Five trainee nurses who stepped over the threshold of Carlisle's Garlands Hospital six years ago were there for practical lessons in the care of the elderly.

What they found shocked them. In debriefing sessions at their college, St Martin's, they told a disturbing story. Patients' genitals had been washed with flannels that were later used to clean their faces; some were forcibly confined to a dormitory; medication was concealed in sweets. Others were tied to commodes; yet others were forced to eat while restrained.

Their tutor informed the hospital, which asked its training manager Ann Barlow and the patient services manager Rex Oates - both of whom have now been disciplined - to investigate the observations.

An internal report in 1996 was never revealed to the North Lakeland NHS Trust Board, but sections of it provide a depressing commentary on the culture of those entrusted with caring for these patients.

Many practices were even condoned: restraining and feeding a patient on a commode "appears unsatisfactory", said the report, "but the benefits gained for the patient and her family seems to justify it".

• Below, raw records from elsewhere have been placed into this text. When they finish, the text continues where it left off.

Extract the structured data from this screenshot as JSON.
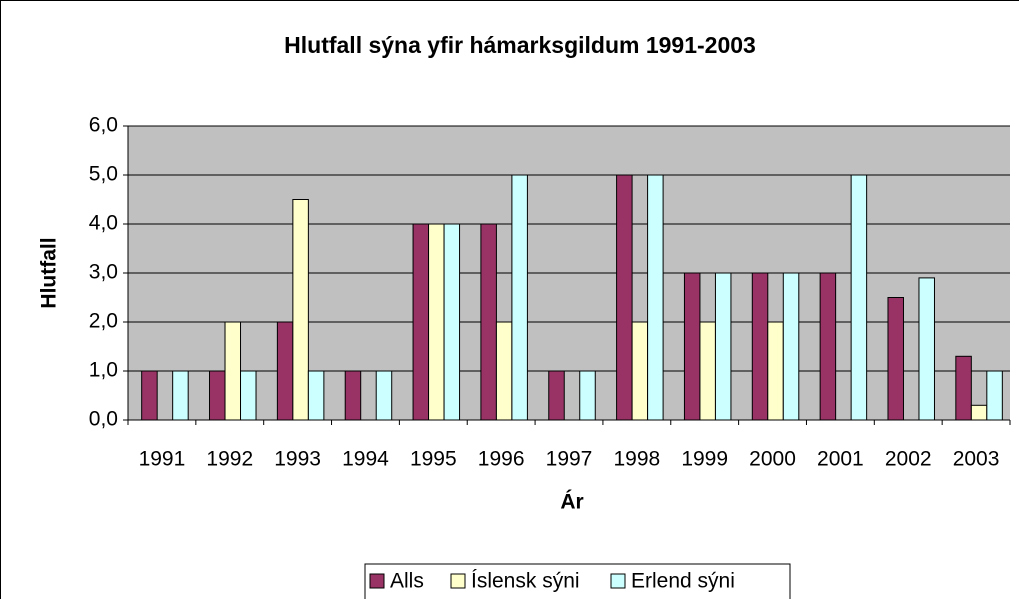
{
  "chart_data": {
    "type": "bar",
    "title": "Hlutfall sýna yfir hámarksgildum 1991-2003",
    "x_label": "Ár",
    "y_label": "Hlutfall",
    "categories": [
      "1991",
      "1992",
      "1993",
      "1994",
      "1995",
      "1996",
      "1997",
      "1998",
      "1999",
      "2000",
      "2001",
      "2002",
      "2003"
    ],
    "series": [
      {
        "name": "Alls",
        "color": "#993366",
        "values": [
          1,
          1,
          2,
          1,
          4,
          4,
          1,
          5,
          3,
          3,
          3,
          2.5,
          1.3
        ]
      },
      {
        "name": "Íslensk sýni",
        "color": "#FFFFCC",
        "values": [
          0,
          2,
          4.5,
          0,
          4,
          2,
          0,
          2,
          2,
          2,
          0,
          0,
          0.3
        ]
      },
      {
        "name": "Erlend sýni",
        "color": "#CCFFFF",
        "values": [
          1,
          1,
          1,
          1,
          4,
          5,
          1,
          5,
          3,
          3,
          5,
          2.9,
          1
        ]
      }
    ],
    "ylim": [
      0,
      6
    ],
    "yticks": [
      {
        "value": 0,
        "label": "0,0"
      },
      {
        "value": 1,
        "label": "1,0"
      },
      {
        "value": 2,
        "label": "2,0"
      },
      {
        "value": 3,
        "label": "3,0"
      },
      {
        "value": 4,
        "label": "4,0"
      },
      {
        "value": 5,
        "label": "5,0"
      },
      {
        "value": 6,
        "label": "6,0"
      }
    ],
    "grid": true,
    "legend": "bottom"
  }
}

No one was disciplined as a result of the1996 report. It is a measure of how far the culture of the trust had become "unprofessional, cruel and degrading", as a later report put it, that when staff were interviewed by the Commission for Health Improvement (CHI) earlier this year, some failed to recognise that the abuse wasunacceptable practice.

The only staff disciplined following the 1996 inquiry were the student nurses who had helped to expose the abuse. When the CHI interviewed two of them, it concluded they had had "a very difficult time". They were intimidated and pilloried by other staff in the trust and the local area.

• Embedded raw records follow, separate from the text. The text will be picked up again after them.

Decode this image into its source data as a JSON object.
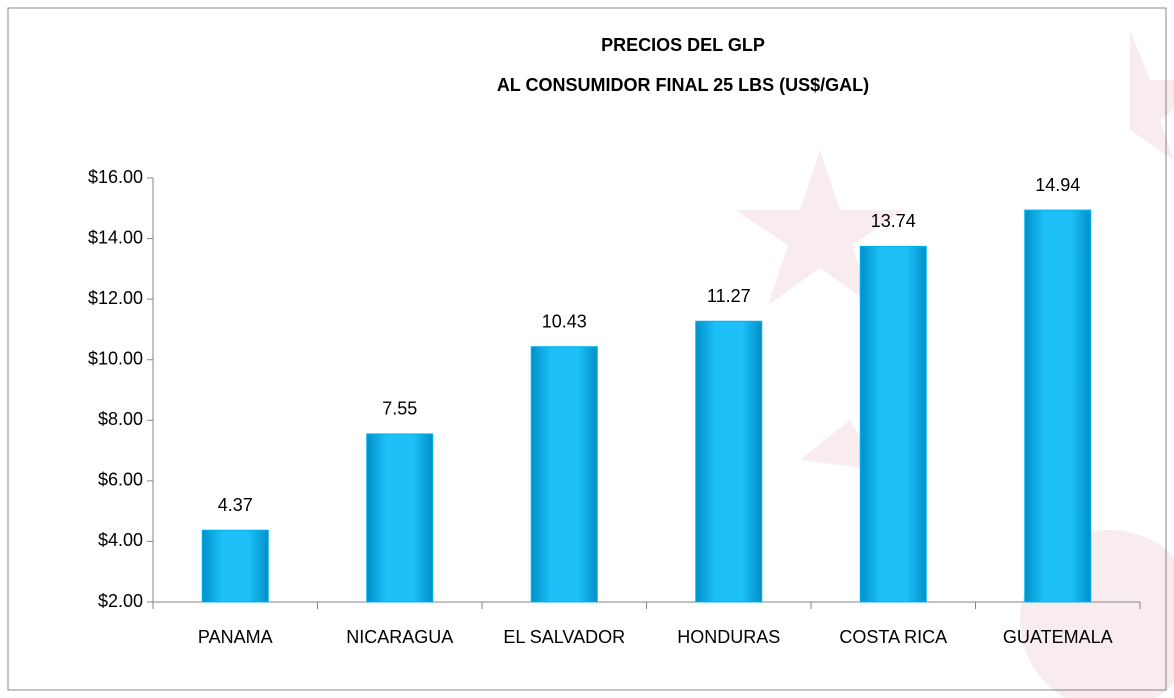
{
  "chart_data": {
    "type": "bar",
    "title": [
      "PRECIOS DEL GLP",
      "AL CONSUMIDOR FINAL  25 LBS (US$/GAL)"
    ],
    "categories": [
      "PANAMA",
      "NICARAGUA",
      "EL SALVADOR",
      "HONDURAS",
      "COSTA RICA",
      "GUATEMALA"
    ],
    "values": [
      4.37,
      7.55,
      10.43,
      11.27,
      13.74,
      14.94
    ],
    "color": "#00b0f0",
    "ylim": [
      2,
      16
    ],
    "yticks": [
      {
        "value": 2,
        "label": "$2.00"
      },
      {
        "value": 4,
        "label": "$4.00"
      },
      {
        "value": 6,
        "label": "$6.00"
      },
      {
        "value": 8,
        "label": "$8.00"
      },
      {
        "value": 10,
        "label": "$10.00"
      },
      {
        "value": 12,
        "label": "$12.00"
      },
      {
        "value": 14,
        "label": "$14.00"
      },
      {
        "value": 16,
        "label": "$16.00"
      }
    ],
    "grid": false
  }
}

By contrast, some of those accused of abuse "received a lot of support from colleagues". The CHI concluded that the effect of the 1996 report was to "confirm and even condone unacceptable practice".

But abuse of elderly patients continued. In 1997, Ward 21 was merged with two other wards to create Kielder House, a 30-bed unit that brought together patients with severe physical disabilities and those with behavioural problems. In December 1998, two locum nurses, who brought a fresh eye to the "closed, inward-looking and insular" culture of the trust, lodged a complaint about the physical abuse of patients.

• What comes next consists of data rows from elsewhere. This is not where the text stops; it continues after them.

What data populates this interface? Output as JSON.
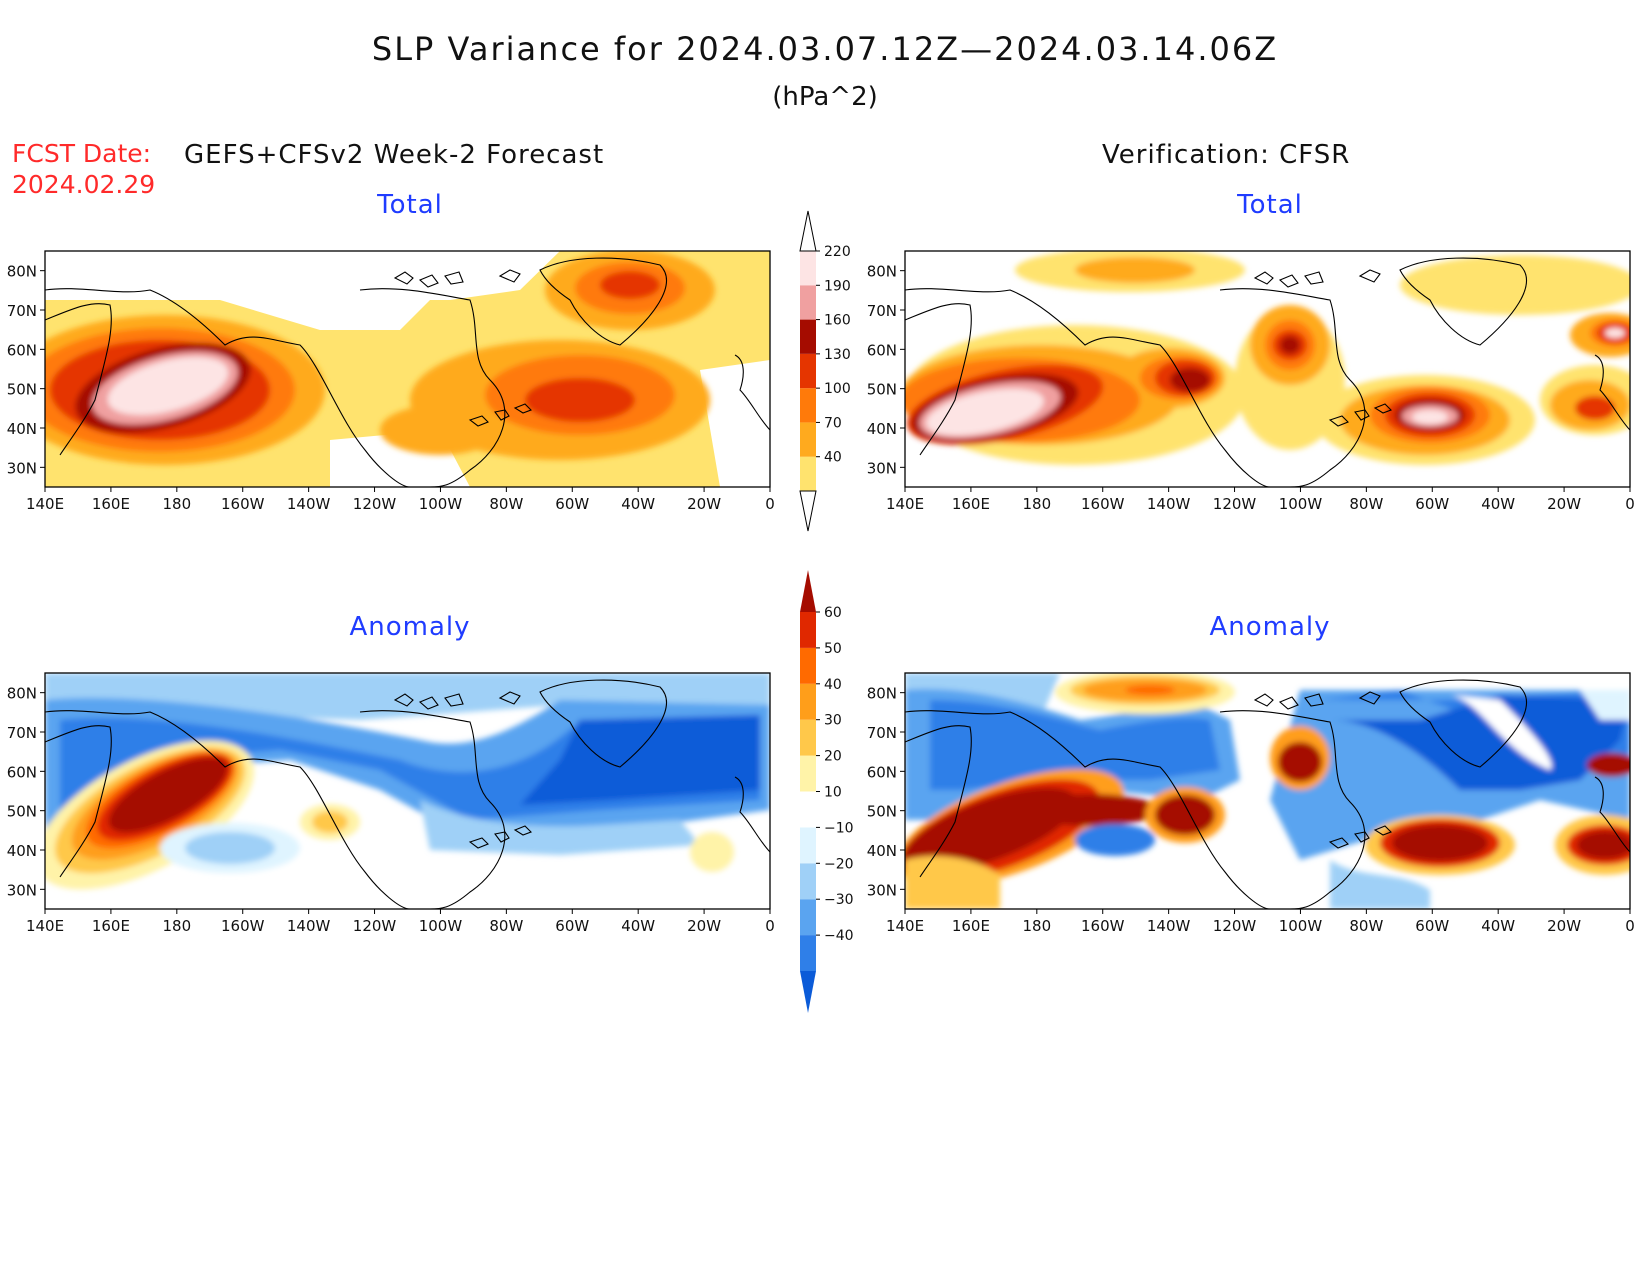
{
  "header": {
    "title": "SLP Variance for 2024.03.07.12Z—2024.03.14.06Z",
    "units": "(hPa^2)",
    "fcst_date_label": "FCST Date:",
    "fcst_date_value": "2024.02.29",
    "forecast_label": "GEFS+CFSv2 Week-2 Forecast",
    "verification_label": "Verification: CFSR"
  },
  "panels": [
    {
      "id": "forecast-total",
      "title": "Total"
    },
    {
      "id": "verification-total",
      "title": "Total"
    },
    {
      "id": "forecast-anomaly",
      "title": "Anomaly"
    },
    {
      "id": "verification-anomaly",
      "title": "Anomaly"
    }
  ],
  "axes": {
    "lat_labels": [
      "80N",
      "70N",
      "60N",
      "50N",
      "40N",
      "30N"
    ],
    "lat_values": [
      80,
      70,
      60,
      50,
      40,
      30
    ],
    "lon_labels": [
      "140E",
      "160E",
      "180",
      "160W",
      "140W",
      "120W",
      "100W",
      "80W",
      "60W",
      "40W",
      "20W",
      "0"
    ],
    "lat_range": [
      25,
      85
    ],
    "lon_range_desc": "140E to 0"
  },
  "colorbars": {
    "total": {
      "labels": [
        "220",
        "190",
        "160",
        "130",
        "100",
        "70",
        "40"
      ],
      "levels": [
        40,
        70,
        100,
        130,
        160,
        190,
        220
      ],
      "colors": [
        "#ffe36e",
        "#ffaa1e",
        "#ff7a0a",
        "#e53500",
        "#a50c00",
        "#f0a0a0",
        "#fde4e4"
      ]
    },
    "anomaly": {
      "labels": [
        "60",
        "50",
        "40",
        "30",
        "20",
        "10",
        "−10",
        "−20",
        "−30",
        "−40"
      ],
      "levels": [
        -40,
        -30,
        -20,
        -10,
        10,
        20,
        30,
        40,
        50,
        60
      ],
      "colors": [
        "#0b5bd8",
        "#2f7fe8",
        "#5aa4f0",
        "#9fd0f7",
        "#dff4ff",
        "#ffffff",
        "#fff3a8",
        "#ffc84a",
        "#ff9e1a",
        "#ff6a00",
        "#e02800",
        "#a50c00"
      ]
    }
  },
  "colors": {
    "panel_title": "#1f3cff",
    "fcst_date": "#ff2a2a"
  }
}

A second investigation by the trust revealed incidents similar to those found in 1996. Three of the staff identified had been named in the previous report.

The 1998 allegations said staff stood by and laughed as a patient struggled to get up after twice falling; a nurse failed to change the soiled clothes of a male patient while dressing him; a male nurse flicked a patient's genitals and said: "I'll show you how to deal with them."

Four months later, in April 1999, the trust set up a third inquiry to look at the handling of the 1998 investigation at the request of the NHS regional office due to continuing worries. It delivered its devastating verdict last March, saying some staff had used "degrading - even cruel - practices".

Alan Milburn, the Health Secretary, sacked the chairwoman of the Trust, Mary Styth, after the external review's description of her relationship with the chief executive Alan Place as "dysfunctional".

The worst mistake, the CHI report said, was to ignore the students' warnings. "Had the trust responded positively to the student whistle-blowers in 1996, it might have prevented further abuse of the kind reported in 1998," it said.

High-level disciplinary measures are now under way. The chief executive Alan Place was sacked last month along with personnel director Catherine McCreedie. David Moorat, the director of quality and nursing, has taken early retirement ahead of a disciplinary hearing.

Last night East Cumbria Community Health Council, a watchdog for Carlisle patients, said the ward had been under suspicion, but for other reasons.

"We certainly had our concerns about Garlands," said CHC's chief officer Peter Canham. "But our focus was on the fact that ordinary elderly patients were being left out amid improvement in acute care ...

"This was the least of the problems, yet it was a closed culture and we never heard a whisper. We've found the reality to be terribly painful."